Friedrich Merz’s party approves German coalition agreement, bringing him closer to the chancellery
BERLIN (AP) — German election winner Friedrich Merz’s party on Monday approved an agreement to form a coalition government with a center-left rival, bringing him closer to the helm of a leading European power as it grapples with a stagnant economy, the Trump administration’s trade policy and the war in Ukraine.
Delegates at a convention of Merz’s center-right Christian Democratic Union party approved the agreement that was reached earlier this month. German news agency dpa reported that the exact vote count was not released Monday.
The would-be coalition aims to spur economic growth, ramp up defense spending, take a tougher approach to migration and catch up on long-neglected modernization for the 27-nation European Union’s most populous member.
The deal still has a bigger hurdle to clear before parliament can meet to elect Merz. The junior partners in the prospective coalition, the center-left Social Democrats of outgoing Chancellor Olaf Scholz, put the agreement to the ballot of their entire 358,000-plus membership. The results are expected on Wednesday.
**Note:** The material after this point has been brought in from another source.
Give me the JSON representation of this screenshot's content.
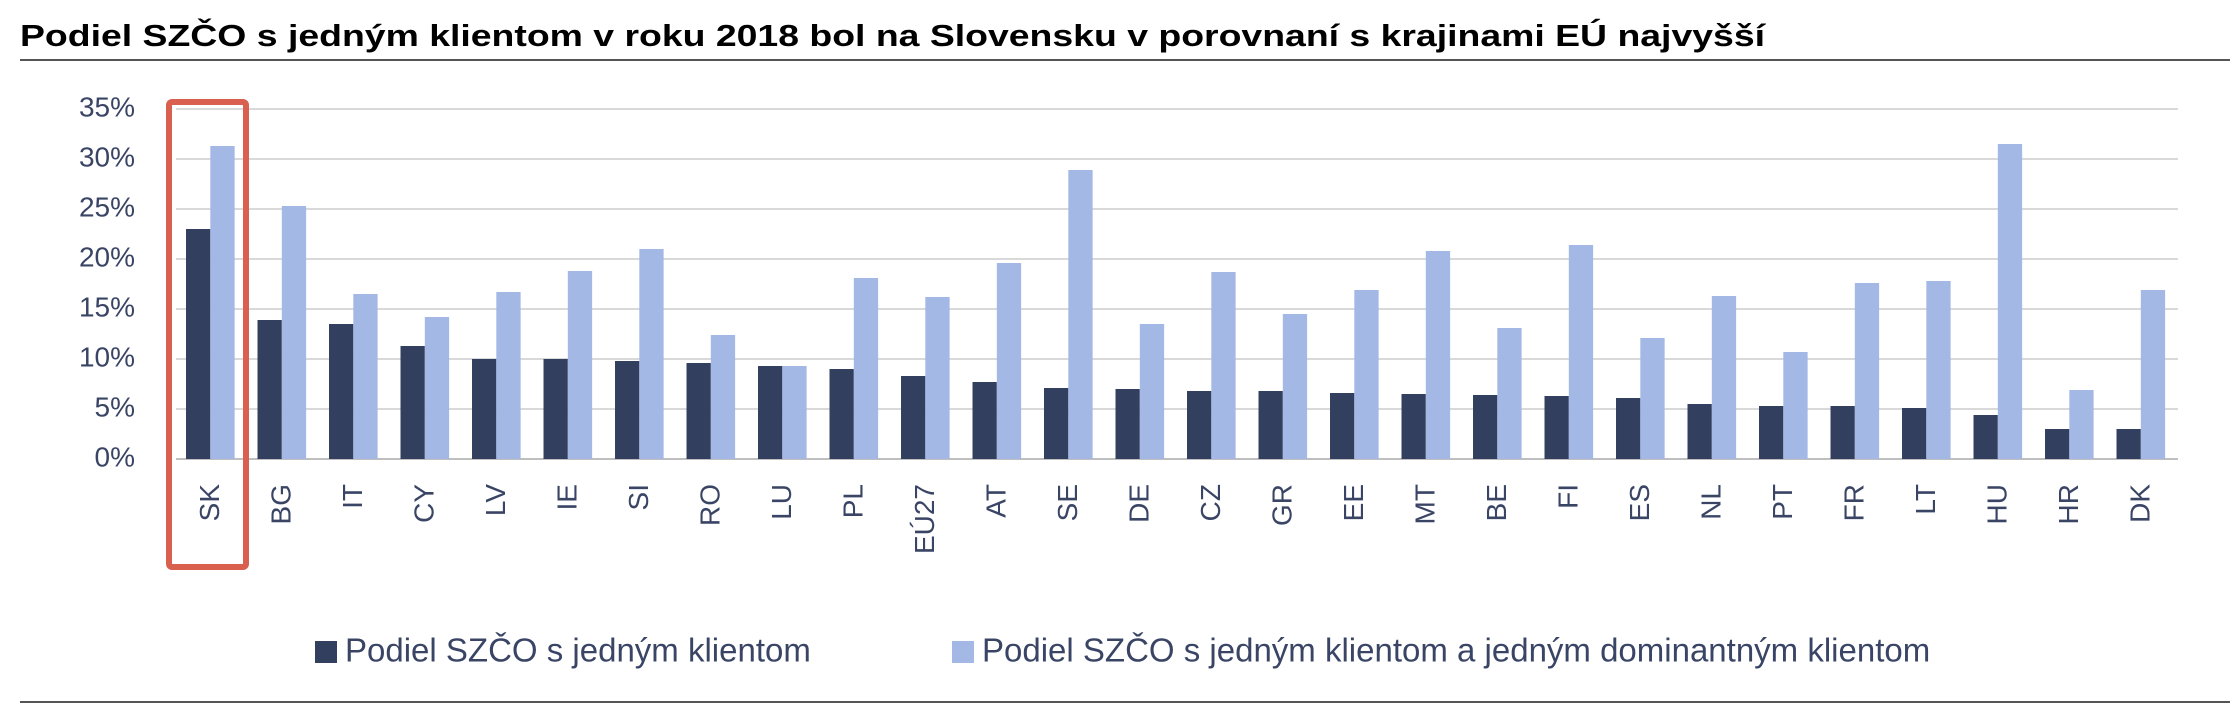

There is some resistance in the Social Democrats’ ranks after the party finished third in Germany’s election in February with its worst postwar result in a national parliamentary election. The party’s youth wing has come out against the deal.
The CDU is the dominant party in a two-party conservative bloc known as the Union. Its Bavarian sister party, the Christian Social Union, already approved the deal.
If the Social Democrats’ members approve the deal, the lower house of the German parliament will meet May 6 to elect Merz as chancellor. In that vote, Merz will need a majority of all members of the house to be elected as post-World War II Germany’s 10th chancellor, succeeding Scholz.
The proposed coalition has a relatively modest majority, with 328 of the Bundestag’s 630 seats.
Merz’s party also on Monday announced its proposed government team, including senior lawmaker Johann Wadephul as foreign minister — a position the CDU last held in the 1960s.